I flipped over the ticket, the one I had needed to take from the vending machine in order to get the gate to swing up. Sure enough, printed on the back was a contract -- one whose terms I had apparently agreed to simply by taking the ticket. One whose terms, not surprisingly, favored the garage.

And I thought I was angry about the break-in. Compared to this nonsense, the smash-and-grab guy I'd fallen prey to was a pillar of the community. The garage had gone ahead and lined up my legal recourse in anticipation of my misfortune. No recourse at all. They weren't sorry, had no intention of making it right or filing a claim. And the attendant's goal was to scare me into accepting the situation as not only the logical norm, but something to which I'd actually consented.

That technique probably works on many, if not most of the people who would find themselves in this situation. You can't fight City Hall -- and that's what drove me crazy about it. It was a subtle form of intimidation. You took the ticket; we told you about your risks. It's not our problem you didn't read it.

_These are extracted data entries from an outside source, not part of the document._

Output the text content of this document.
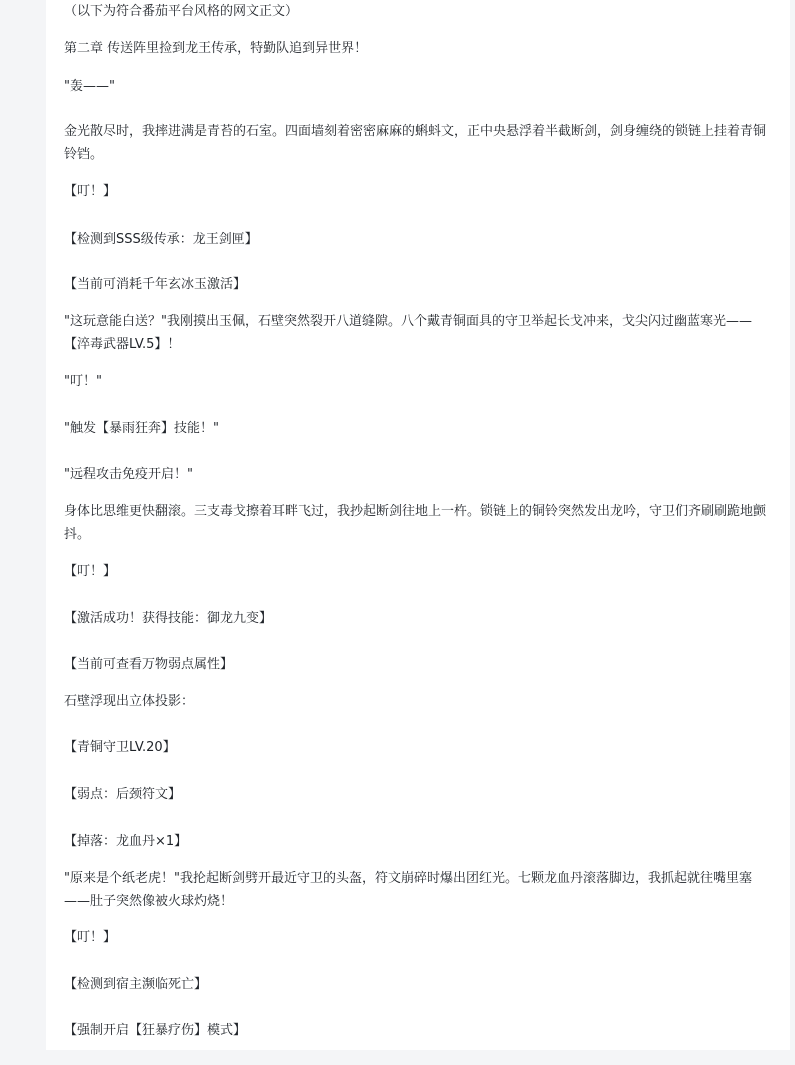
（以下为符合番茄平台风格的网文正文）

第二章 传送阵里捡到龙王传承，特勤队追到异世界！

"轰——"

金光散尽时，我摔进满是青苔的石室。四面墙刻着密密麻麻的蝌蚪文，正中央悬浮着半截断剑，剑身缠绕的锁链上挂着青铜铃铛。

【叮！】

【检测到SSS级传承：龙王剑匣】

【当前可消耗千年玄冰玉激活】

"这玩意能白送？"我刚摸出玉佩，石壁突然裂开八道缝隙。八个戴青铜面具的守卫举起长戈冲来，戈尖闪过幽蓝寒光——【淬毒武器LV.5】！

"叮！"

"触发【暴雨狂奔】技能！"

"远程攻击免疫开启！"

身体比思维更快翻滚。三支毒戈擦着耳畔飞过，我抄起断剑往地上一杵。锁链上的铜铃突然发出龙吟，守卫们齐刷刷跪地颤抖。

【叮！】

【激活成功！获得技能：御龙九变】

【当前可查看万物弱点属性】

石壁浮现出立体投影：

【青铜守卫LV.20】

【弱点：后颈符文】

【掉落：龙血丹×1】

"原来是个纸老虎！"我抡起断剑劈开最近守卫的头盔，符文崩碎时爆出团红光。七颗龙血丹滚落脚边，我抓起就往嘴里塞——肚子突然像被火球灼烧！

【叮！】

【检测到宿主濒临死亡】

【强制开启【狂暴疗伤】模式】
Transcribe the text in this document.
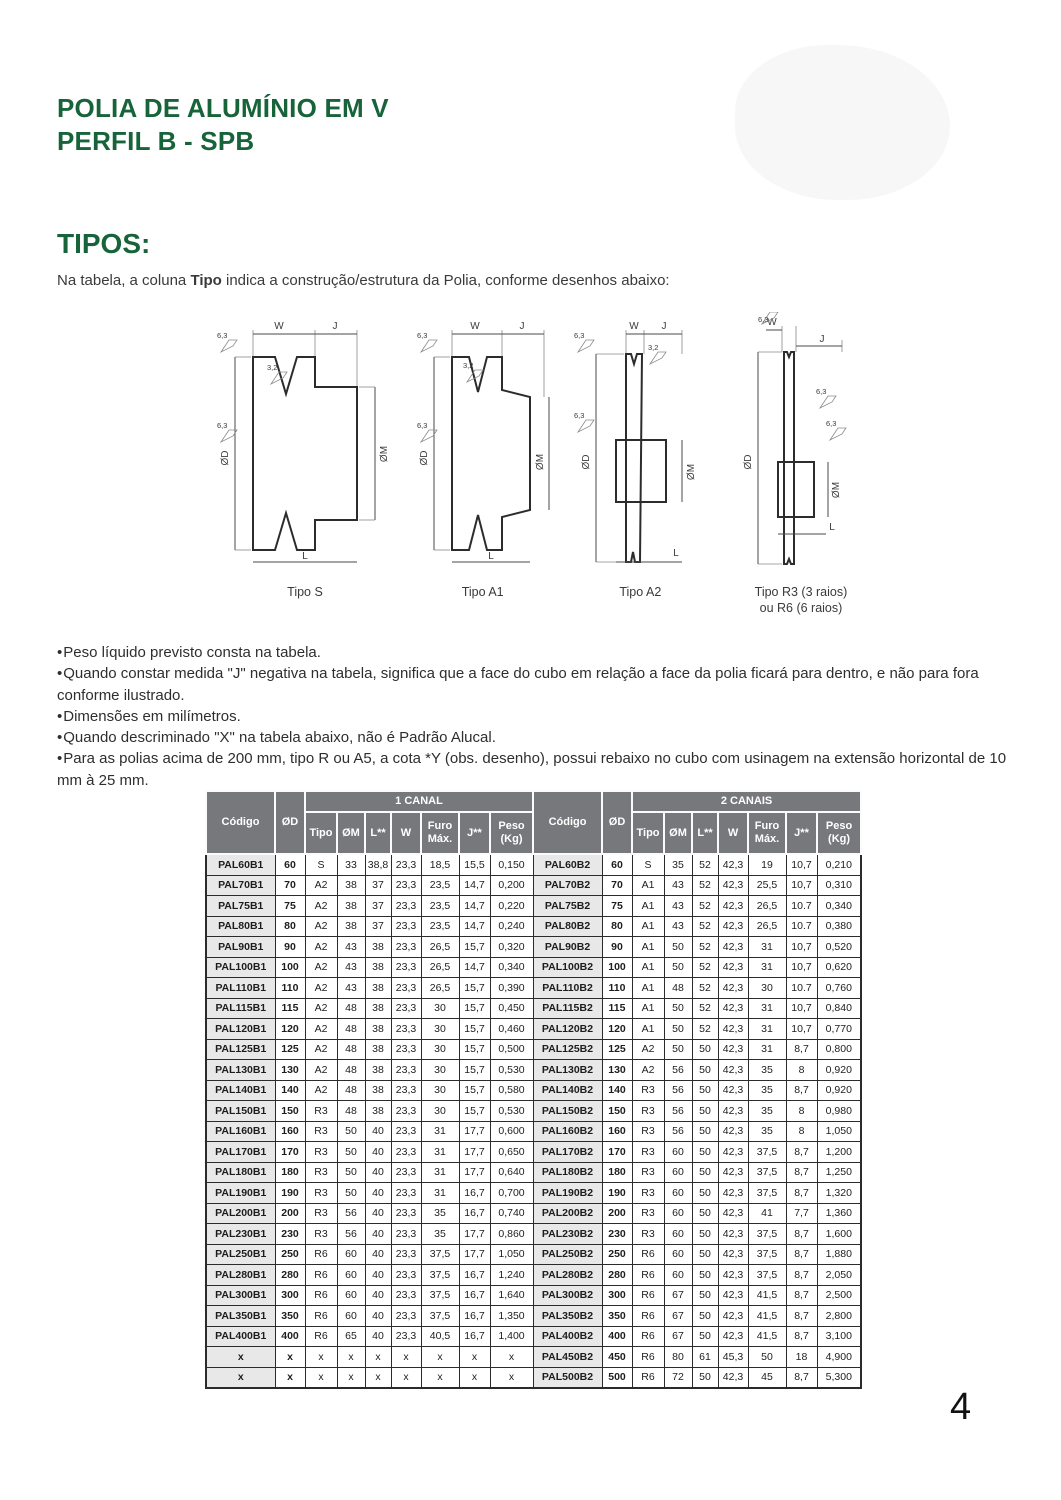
POLIA DE ALUMÍNIO EM V
PERFIL B - SPB
TIPOS:

Na tabela, a coluna Tipo indica a construção/estrutura da Polia, conforme desenhos abaixo:

W	J
ØD	ØM
L
6,3
3,2
6,3
Tipo S
W	J
ØD	ØM
L
6,3
3,2
6,3
Tipo A1
W J
ØD
ØM
L
6,3
3,2
6,3
Tipo A2
W
J
ØD
ØM
L
6,3
6,3
6,3
Tipo R3 (3 raios)
ou R6 (6 raios)
• Peso líquido previsto consta na tabela.
• Quando constar medida "J" negativa na tabela, significa que a face do cubo em relação a face da polia ficará para dentro, e não para fora conforme ilustrado.
• Dimensões em milímetros.
• Quando descriminado "X" na tabela abaixo, não é Padrão Alucal.
• Para as polias acima de 200 mm, tipo R ou A5, a cota *Y (obs. desenho), possui rebaixo no cubo com usinagem na extensão horizontal de 10 mm à 25 mm.
Código	ØD	1 CANAL							Código	ØD	2 CANAIS						
		Tipo	ØM	L**	W	Furo Máx.	J**	Peso (Kg)			Tipo	ØM	L**	W	Furo Máx.	J**	Peso (Kg)
PAL60B1	60	S	33	38,8	23,3	18,5	15,5	0,150	PAL60B2	60	S	35	52	42,3	19	10,7	0,210
PAL70B1	70	A2	38	37	23,3	23,5	14,7	0,200	PAL70B2	70	A1	43	52	42,3	25,5	10,7	0,310
PAL75B1	75	A2	38	37	23,3	23,5	14,7	0,220	PAL75B2	75	A1	43	52	42,3	26,5	10.7	0,340
PAL80B1	80	A2	38	37	23,3	23,5	14,7	0,240	PAL80B2	80	A1	43	52	42,3	26,5	10.7	0,380
PAL90B1	90	A2	43	38	23,3	26,5	15,7	0,320	PAL90B2	90	A1	50	52	42,3	31	10,7	0,520
PAL100B1	100	A2	43	38	23,3	26,5	14,7	0,340	PAL100B2	100	A1	50	52	42,3	31	10,7	0,620
PAL110B1	110	A2	43	38	23,3	26,5	15,7	0,390	PAL110B2	110	A1	48	52	42,3	30	10.7	0,760
PAL115B1	115	A2	48	38	23,3	30	15,7	0,450	PAL115B2	115	A1	50	52	42,3	31	10,7	0,840
PAL120B1	120	A2	48	38	23,3	30	15,7	0,460	PAL120B2	120	A1	50	52	42,3	31	10,7	0,770
PAL125B1	125	A2	48	38	23,3	30	15,7	0,500	PAL125B2	125	A2	50	50	42,3	31	8,7	0,800
PAL130B1	130	A2	48	38	23,3	30	15,7	0,530	PAL130B2	130	A2	56	50	42,3	35	8	0,920
PAL140B1	140	A2	48	38	23,3	30	15,7	0,580	PAL140B2	140	R3	56	50	42,3	35	8,7	0,920
PAL150B1	150	R3	48	38	23,3	30	15,7	0,530	PAL150B2	150	R3	56	50	42,3	35	8	0,980
PAL160B1	160	R3	50	40	23,3	31	17,7	0,600	PAL160B2	160	R3	56	50	42,3	35	8	1,050
PAL170B1	170	R3	50	40	23,3	31	17,7	0,650	PAL170B2	170	R3	60	50	42,3	37,5	8,7	1,200
PAL180B1	180	R3	50	40	23,3	31	17,7	0,640	PAL180B2	180	R3	60	50	42,3	37,5	8,7	1,250
PAL190B1	190	R3	50	40	23,3	31	16,7	0,700	PAL190B2	190	R3	60	50	42,3	37,5	8,7	1,320
PAL200B1	200	R3	56	40	23,3	35	16,7	0,740	PAL200B2	200	R3	60	50	42,3	41	7,7	1,360
PAL230B1	230	R3	56	40	23,3	35	17,7	0,860	PAL230B2	230	R3	60	50	42,3	37,5	8,7	1,600
PAL250B1	250	R6	60	40	23,3	37,5	17,7	1,050	PAL250B2	250	R6	60	50	42,3	37,5	8,7	1,880
PAL280B1	280	R6	60	40	23,3	37,5	16,7	1,240	PAL280B2	280	R6	60	50	42,3	37,5	8,7	2,050
PAL300B1	300	R6	60	40	23,3	37,5	16,7	1,640	PAL300B2	300	R6	67	50	42,3	41,5	8,7	2,500
PAL350B1	350	R6	60	40	23,3	37,5	16,7	1,350	PAL350B2	350	R6	67	50	42,3	41,5	8,7	2,800
PAL400B1	400	R6	65	40	23,3	40,5	16,7	1,400	PAL400B2	400	R6	67	50	42,3	41,5	8,7	3,100
x	x	x	x	x	x	x	x	x	PAL450B2	450	R6	80	61	45,3	50	18	4,900
x	x	x	x	x	x	x	x	x	PAL500B2	500	R6	72	50	42,3	45	8,7	5,300
4
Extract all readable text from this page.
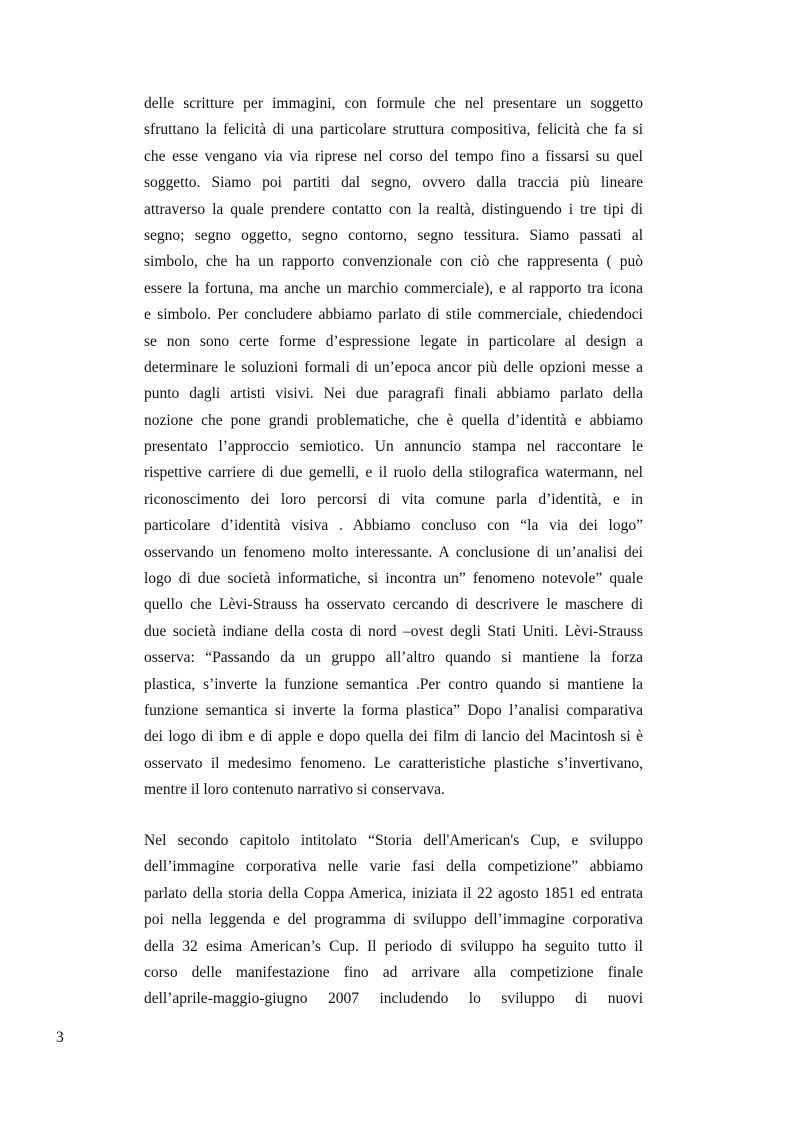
delle scritture per immagini, con formule che nel presentare un soggetto
sfruttano la felicità di una particolare struttura compositiva, felicità che fa si
che esse vengano via via riprese nel corso del tempo fino a fissarsi su quel
soggetto. Siamo poi partiti dal segno, ovvero dalla traccia più lineare
attraverso la quale prendere contatto con la realtà, distinguendo i tre tipi di
segno; segno oggetto, segno contorno, segno tessitura. Siamo passati al
simbolo, che ha un rapporto convenzionale con ciò che rappresenta ( può
essere la fortuna, ma anche un marchio commerciale), e al rapporto tra icona
e simbolo. Per concludere abbiamo parlato di stile commerciale, chiedendoci
se non sono certe forme d’espressione legate in particolare al design a
determinare le soluzioni formali di un’epoca ancor più delle opzioni messe a
punto dagli artisti visivi. Nei due paragrafi finali abbiamo parlato della
nozione che pone grandi problematiche, che è quella d’identità e abbiamo
presentato l’approccio semiotico. Un annuncio stampa nel raccontare le
rispettive carriere di due gemelli, e il ruolo della stilografica watermann, nel
riconoscimento dei loro percorsi di vita comune parla d’identità, e in
particolare d’identità visiva . Abbiamo concluso con “la via dei logo”
osservando un fenomeno molto interessante. A conclusione di un’analisi dei
logo di due società informatiche, si incontra un” fenomeno notevole” quale
quello che Lèvi-Strauss ha osservato cercando di descrivere le maschere di
due società indiane della costa di nord –ovest degli Stati Uniti. Lèvi-Strauss
osserva: “Passando da un gruppo all’altro quando si mantiene la forza
plastica, s’inverte la funzione semantica .Per contro quando si mantiene la
funzione semantica si inverte la forma plastica” Dopo l’analisi comparativa
dei logo di ibm e di apple e dopo quella dei film di lancio del Macintosh si è
osservato il medesimo fenomeno. Le caratteristiche plastiche s’invertivano,
mentre il loro contenuto narrativo si conservava.
Nel secondo capitolo intitolato “Storia dell'American's Cup, e sviluppo
dell’immagine corporativa nelle varie fasi della competizione” abbiamo
parlato della storia della Coppa America, iniziata il 22 agosto 1851 ed entrata
poi nella leggenda e del programma di sviluppo dell’immagine corporativa
della 32 esima American’s Cup. Il periodo di sviluppo ha seguito tutto il
corso delle manifestazione fino ad arrivare alla competizione finale
dell’aprile-maggio-giugno 2007 includendo lo sviluppo di nuovi
3
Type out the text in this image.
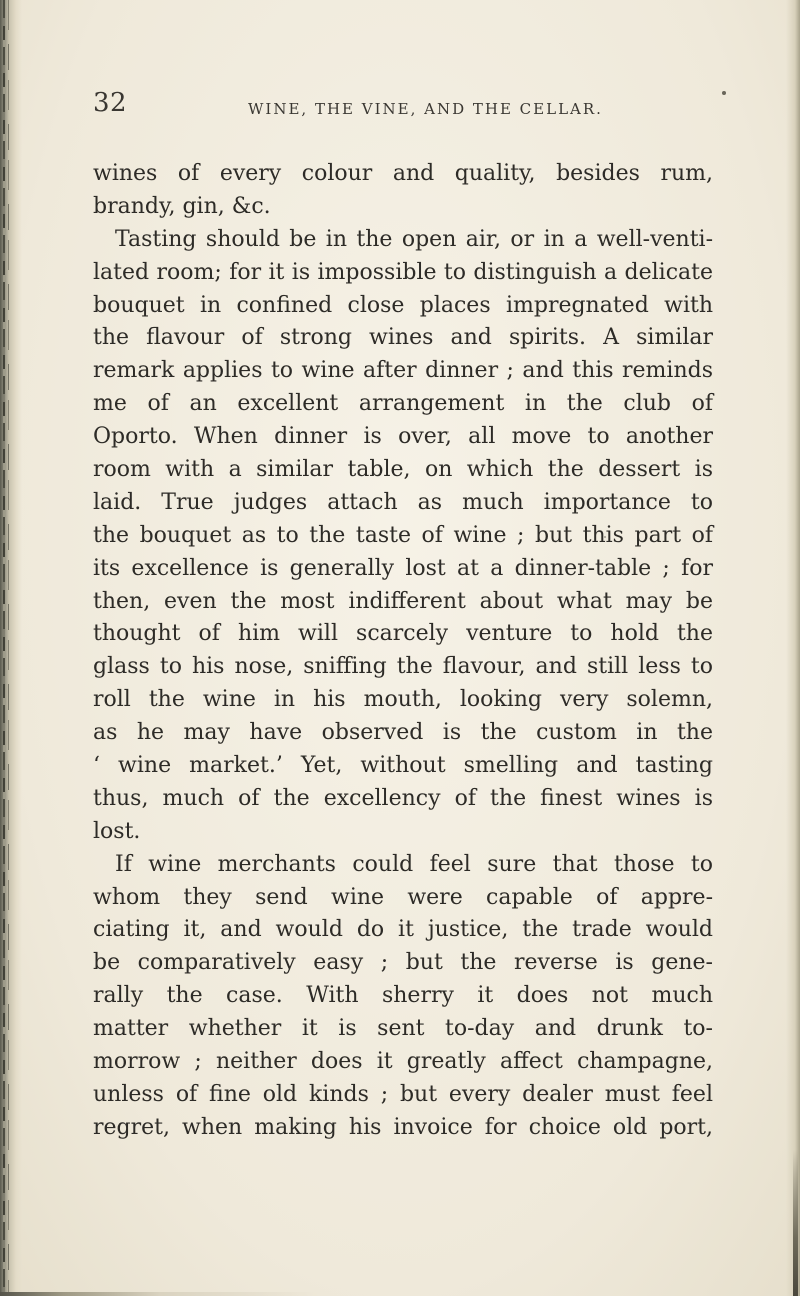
32	WINE, THE VINE, AND THE CELLAR.
wines of every colour and quality, besides rum,
brandy, gin, &c.
Tasting should be in the open air, or in a well-venti-
lated room; for it is impossible to distinguish a delicate
bouquet in confined close places impregnated with
the flavour of strong wines and spirits. A similar
remark applies to wine after dinner ; and this reminds
me of an excellent arrangement in the club of
Oporto. When dinner is over, all move to another
room with a similar table, on which the dessert is
laid. True judges attach as much importance to
the bouquet as to the taste of wine ; but this part of
its excellence is generally lost at a dinner-table ; for
then, even the most indifferent about what may be
thought of him will scarcely venture to hold the
glass to his nose, sniffing the flavour, and still less to
roll the wine in his mouth, looking very solemn,
as he may have observed is the custom in the
‘ wine market.’ Yet, without smelling and tasting
thus, much of the excellency of the finest wines is
lost.
If wine merchants could feel sure that those to
whom they send wine were capable of appre-
ciating it, and would do it justice, the trade would
be comparatively easy ; but the reverse is gene-
rally the case. With sherry it does not much
matter whether it is sent to-day and drunk to-
morrow ; neither does it greatly affect champagne,
unless of fine old kinds ; but every dealer must feel
regret, when making his invoice for choice old port,
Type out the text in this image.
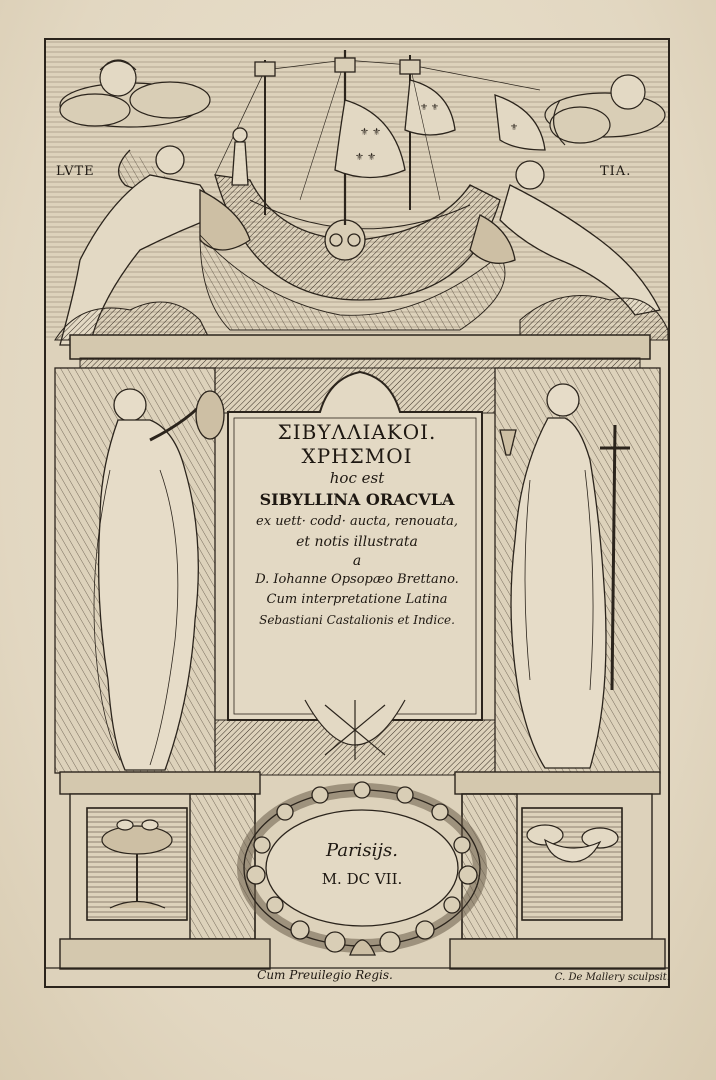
⚜ ⚜
⚜ ⚜
⚜ ⚜
⚜
LVTE	TIA.
ΣΙΒΥΛΛΙΑΚΟΙ.
ΧΡΗΣΜΟΙ
hoc est
SIBYLLINA ORACVLA
ex uett· codd· aucta, renouata,
et notis illustrata
a
D. Iohanne Opsopæo Brettano.
Cum interpretatione Latina
Sebastiani Castalionis et Indice.
Parisijs.
M. DC VII.
Cum Preuilegio Regis.	C. De Mallery sculpsit.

But I never signed a contract. I had every right to believe I was paying for the safety of my vehicle, and nothing printed on a ticket changed that fact.

I went Ralph Nader on them. Time meant nothing to me; this was a matter of principle. The result was a long and hostile series of shouting matches, calls to the consumer protection bureau, letters to the insurance carrier and the garage's parent company.

I was the squeaky wheel, and eventually I was reimbursed for the robbery. The money was nice, but certainly not the point. I resent the corporate mentality that posits customers must give up certain rights before receiving the benefit of transacting business.

I bring this up all these years later because recently a very large credit card company that I have a long history and a global airline known for service teamed up to use similar tactics on me. After transferring credit card points to a partner airline (points that represent more than $200,000 worth of my spending), I am told that the free tickets I wanted come with fees in excess of two thousand dollars. With this revelation, I wanted to cancel the transfer. I was told that it was "irreversible."

Irreversible.

The terms "awards," "loyalty" and "customer service" were all over the titles of the people I talked with at both transnationals, but none of them had any interest in returning what I had rightfully earned. I had not redeemed the points or even booked any tickets. They were numbers one computer emailed to another that could not, under heaven or earth, be moved back.

Take it or leave it, they said. Read your membership agreement, they said. We have a policy, they said.

They think they're protected by their legal department -- the same line of garbage as in San Francisco, on a much bigger scale.

But these people don't know what the garage owners learned: There is the court of public opinion.